К тому же участники группы начинают относиться к тебе враждебно, если ты не делишься с ними своими бедами. Ты как будто крадешь чужую боль – берешь, ничего не отдавая взамен. На меня смотрели, как на воровку. Однажды некая блондинка по имени Эста – значение ее имени мне так и не удалось найти; могу лишь сказать, что в испанском языке это слово означает «это», – заявила мне, что я должна «участвовать, как все: смириться либо заткнуться». Я не представляла, как реагировать, но подумала, что стоит заговорить хотя бы для того, чтобы спросить у нее, чем она обкурилась. Потом я узнала, что ее пырнула ножом собственная мать, и мне расхотелось ее высмеивать.

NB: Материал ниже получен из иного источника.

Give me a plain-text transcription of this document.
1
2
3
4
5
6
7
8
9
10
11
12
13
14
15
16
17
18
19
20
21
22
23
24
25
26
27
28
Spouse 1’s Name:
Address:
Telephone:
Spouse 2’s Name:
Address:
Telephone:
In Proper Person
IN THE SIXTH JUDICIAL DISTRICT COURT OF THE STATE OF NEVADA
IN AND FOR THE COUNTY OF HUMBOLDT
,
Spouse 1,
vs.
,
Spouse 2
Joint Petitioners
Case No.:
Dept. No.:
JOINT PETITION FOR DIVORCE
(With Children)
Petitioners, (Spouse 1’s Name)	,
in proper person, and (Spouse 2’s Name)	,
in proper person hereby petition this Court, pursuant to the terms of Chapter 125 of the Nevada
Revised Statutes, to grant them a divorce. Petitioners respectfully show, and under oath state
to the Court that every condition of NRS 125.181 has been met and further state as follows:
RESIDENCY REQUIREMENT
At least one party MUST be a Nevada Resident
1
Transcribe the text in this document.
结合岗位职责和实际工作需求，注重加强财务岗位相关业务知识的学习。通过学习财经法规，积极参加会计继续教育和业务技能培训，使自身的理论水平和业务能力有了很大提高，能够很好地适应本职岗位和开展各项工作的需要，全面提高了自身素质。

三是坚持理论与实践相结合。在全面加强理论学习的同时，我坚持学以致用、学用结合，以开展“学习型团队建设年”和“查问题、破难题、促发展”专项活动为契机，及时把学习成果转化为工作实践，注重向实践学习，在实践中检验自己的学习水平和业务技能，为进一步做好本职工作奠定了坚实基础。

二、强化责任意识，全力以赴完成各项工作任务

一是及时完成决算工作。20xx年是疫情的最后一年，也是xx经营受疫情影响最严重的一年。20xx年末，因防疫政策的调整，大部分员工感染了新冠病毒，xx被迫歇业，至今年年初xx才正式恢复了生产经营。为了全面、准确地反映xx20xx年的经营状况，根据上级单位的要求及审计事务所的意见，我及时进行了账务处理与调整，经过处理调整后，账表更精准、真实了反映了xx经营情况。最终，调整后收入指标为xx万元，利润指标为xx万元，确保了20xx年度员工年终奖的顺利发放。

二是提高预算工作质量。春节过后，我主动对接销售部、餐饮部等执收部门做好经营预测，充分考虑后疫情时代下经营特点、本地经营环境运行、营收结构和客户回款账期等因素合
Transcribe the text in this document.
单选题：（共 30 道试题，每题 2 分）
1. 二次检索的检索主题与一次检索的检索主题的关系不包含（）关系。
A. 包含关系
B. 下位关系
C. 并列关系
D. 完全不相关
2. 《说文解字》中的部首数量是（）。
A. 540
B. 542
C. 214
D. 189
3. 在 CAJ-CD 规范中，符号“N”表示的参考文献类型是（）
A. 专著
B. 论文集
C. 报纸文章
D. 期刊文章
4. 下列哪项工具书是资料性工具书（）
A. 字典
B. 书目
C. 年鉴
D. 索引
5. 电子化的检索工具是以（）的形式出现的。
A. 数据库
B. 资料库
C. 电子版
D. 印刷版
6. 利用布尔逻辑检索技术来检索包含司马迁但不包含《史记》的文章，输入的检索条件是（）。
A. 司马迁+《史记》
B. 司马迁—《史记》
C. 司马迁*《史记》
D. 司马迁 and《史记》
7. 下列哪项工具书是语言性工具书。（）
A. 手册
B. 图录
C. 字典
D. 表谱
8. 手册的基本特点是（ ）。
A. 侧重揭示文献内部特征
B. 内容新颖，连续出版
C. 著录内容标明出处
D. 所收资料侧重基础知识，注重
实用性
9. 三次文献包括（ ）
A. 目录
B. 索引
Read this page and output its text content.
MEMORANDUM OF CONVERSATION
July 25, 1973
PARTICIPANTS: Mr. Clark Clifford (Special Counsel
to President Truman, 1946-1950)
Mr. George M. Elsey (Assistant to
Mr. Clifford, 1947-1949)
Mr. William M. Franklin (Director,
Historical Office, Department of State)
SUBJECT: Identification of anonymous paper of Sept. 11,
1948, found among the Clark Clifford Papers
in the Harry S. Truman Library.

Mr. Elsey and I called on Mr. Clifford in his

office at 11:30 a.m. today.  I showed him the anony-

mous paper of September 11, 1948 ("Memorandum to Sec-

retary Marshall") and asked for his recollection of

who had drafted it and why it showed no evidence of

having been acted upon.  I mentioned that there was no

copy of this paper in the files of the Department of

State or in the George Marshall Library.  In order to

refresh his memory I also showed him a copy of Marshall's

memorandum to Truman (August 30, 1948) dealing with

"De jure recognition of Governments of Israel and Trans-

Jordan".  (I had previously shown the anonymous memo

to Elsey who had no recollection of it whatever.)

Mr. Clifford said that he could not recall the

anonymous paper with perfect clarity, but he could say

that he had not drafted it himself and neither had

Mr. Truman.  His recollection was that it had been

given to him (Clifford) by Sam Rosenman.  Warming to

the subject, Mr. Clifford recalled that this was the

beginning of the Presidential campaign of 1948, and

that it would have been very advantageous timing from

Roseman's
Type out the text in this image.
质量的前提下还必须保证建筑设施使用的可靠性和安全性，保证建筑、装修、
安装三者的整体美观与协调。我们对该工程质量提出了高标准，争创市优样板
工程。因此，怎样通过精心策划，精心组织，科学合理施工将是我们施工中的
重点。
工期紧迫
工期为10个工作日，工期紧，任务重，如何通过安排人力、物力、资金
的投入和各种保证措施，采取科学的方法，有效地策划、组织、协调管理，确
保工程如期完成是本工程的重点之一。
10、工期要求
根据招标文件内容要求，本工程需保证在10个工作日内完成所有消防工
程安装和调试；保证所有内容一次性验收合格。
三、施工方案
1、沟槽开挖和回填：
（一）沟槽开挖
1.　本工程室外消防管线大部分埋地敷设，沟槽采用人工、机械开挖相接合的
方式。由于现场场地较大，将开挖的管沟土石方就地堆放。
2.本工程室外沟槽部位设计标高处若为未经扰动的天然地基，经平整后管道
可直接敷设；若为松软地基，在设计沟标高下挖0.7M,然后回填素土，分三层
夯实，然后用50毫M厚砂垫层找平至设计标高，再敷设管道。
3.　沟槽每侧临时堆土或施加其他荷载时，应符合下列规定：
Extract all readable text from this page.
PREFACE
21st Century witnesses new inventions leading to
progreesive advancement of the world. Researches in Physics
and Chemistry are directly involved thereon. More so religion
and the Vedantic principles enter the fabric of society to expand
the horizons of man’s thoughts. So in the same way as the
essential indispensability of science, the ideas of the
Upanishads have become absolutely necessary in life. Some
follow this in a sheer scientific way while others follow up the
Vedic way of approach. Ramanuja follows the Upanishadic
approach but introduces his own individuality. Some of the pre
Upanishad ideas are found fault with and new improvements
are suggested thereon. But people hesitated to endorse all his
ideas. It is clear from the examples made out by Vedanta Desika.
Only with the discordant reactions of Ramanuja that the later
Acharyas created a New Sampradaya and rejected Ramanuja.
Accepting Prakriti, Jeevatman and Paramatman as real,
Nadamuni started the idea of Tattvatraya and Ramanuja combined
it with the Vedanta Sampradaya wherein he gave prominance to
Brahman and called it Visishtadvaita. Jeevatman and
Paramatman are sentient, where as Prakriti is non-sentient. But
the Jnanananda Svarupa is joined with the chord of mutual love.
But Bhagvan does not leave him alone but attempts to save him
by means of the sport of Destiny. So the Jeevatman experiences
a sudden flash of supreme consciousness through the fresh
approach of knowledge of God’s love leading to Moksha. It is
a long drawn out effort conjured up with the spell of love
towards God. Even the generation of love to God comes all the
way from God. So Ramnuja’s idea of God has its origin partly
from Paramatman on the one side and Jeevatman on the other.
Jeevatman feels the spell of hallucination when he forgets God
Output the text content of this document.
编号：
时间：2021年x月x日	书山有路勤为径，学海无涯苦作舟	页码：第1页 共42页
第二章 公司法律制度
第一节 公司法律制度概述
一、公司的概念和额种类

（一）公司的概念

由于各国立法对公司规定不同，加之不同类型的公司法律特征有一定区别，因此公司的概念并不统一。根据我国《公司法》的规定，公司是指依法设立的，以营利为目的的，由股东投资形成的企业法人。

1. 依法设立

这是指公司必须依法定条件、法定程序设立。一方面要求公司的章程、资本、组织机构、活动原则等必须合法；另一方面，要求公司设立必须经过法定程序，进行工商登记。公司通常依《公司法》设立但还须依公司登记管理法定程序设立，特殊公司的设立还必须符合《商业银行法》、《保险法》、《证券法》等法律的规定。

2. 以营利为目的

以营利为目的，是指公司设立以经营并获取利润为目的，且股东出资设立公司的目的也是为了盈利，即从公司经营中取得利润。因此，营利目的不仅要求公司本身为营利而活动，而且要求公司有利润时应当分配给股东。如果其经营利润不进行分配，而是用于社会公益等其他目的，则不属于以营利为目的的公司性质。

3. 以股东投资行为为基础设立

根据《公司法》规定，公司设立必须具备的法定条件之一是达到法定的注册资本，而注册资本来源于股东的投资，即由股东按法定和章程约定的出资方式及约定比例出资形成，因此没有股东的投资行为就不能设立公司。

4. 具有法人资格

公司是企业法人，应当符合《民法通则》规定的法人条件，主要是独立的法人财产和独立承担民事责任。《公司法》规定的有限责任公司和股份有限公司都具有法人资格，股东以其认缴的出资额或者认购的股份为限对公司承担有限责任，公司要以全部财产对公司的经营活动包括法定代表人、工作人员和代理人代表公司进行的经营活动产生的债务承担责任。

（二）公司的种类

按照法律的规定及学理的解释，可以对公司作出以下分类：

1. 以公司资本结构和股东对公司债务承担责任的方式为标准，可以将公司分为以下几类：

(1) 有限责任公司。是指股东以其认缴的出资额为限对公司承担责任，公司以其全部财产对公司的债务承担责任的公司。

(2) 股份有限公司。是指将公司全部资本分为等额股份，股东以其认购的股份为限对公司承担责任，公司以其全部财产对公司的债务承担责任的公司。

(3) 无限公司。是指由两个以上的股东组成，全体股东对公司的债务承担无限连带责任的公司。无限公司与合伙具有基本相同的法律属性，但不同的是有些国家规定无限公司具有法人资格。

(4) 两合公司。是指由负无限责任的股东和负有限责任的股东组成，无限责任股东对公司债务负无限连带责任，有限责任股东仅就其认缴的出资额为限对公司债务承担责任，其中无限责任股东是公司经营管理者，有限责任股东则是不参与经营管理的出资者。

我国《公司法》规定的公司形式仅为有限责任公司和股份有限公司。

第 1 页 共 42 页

Мне приходилось слушать об изнасилованиях, о пулевых ранениях и преступлениях, совершенных на почве ненависти, о людях, которые знали своих обидчиков и которые не знали, о людях, чьи обидчики были наказаны, и о тех, чьи обидчики наказаны не были. Такие истории не исцеляют душу. Если, по мнению психотерапевтов, я должна почувствовать себя лучше, слушая рассказы о чужих кошмарах, я предпочту оставаться в своем нынешнем дерьмовом состоянии духа. И вряд ли мне полегчает, если я стану рассказывать кому-то о своем собственном кошмаре. Тем более что мне вроде и нечего рассказывать.

И так было каждую неделю. Я садилась в круг вместе с группой, и кучка людей, переживших не меньше моего, смотрела на меня так, будто я проникла в их клуб, не заплатив за вход. И мне хотелось крикнуть им, что я заплатила сполна, как и все в этой комнате, просто не считаю нужным размахивать своим чеком.

Сегодня мой психотерапевт говорит со мной не о чувстве вины. Она говорит о речевом общении. Увы, я слушаю ее краем уха – по большей части думаю, как усовершенствовать свой бисквитный торт и технику кикбоксинга.

По дороге домой слышу то, что ждала услышать.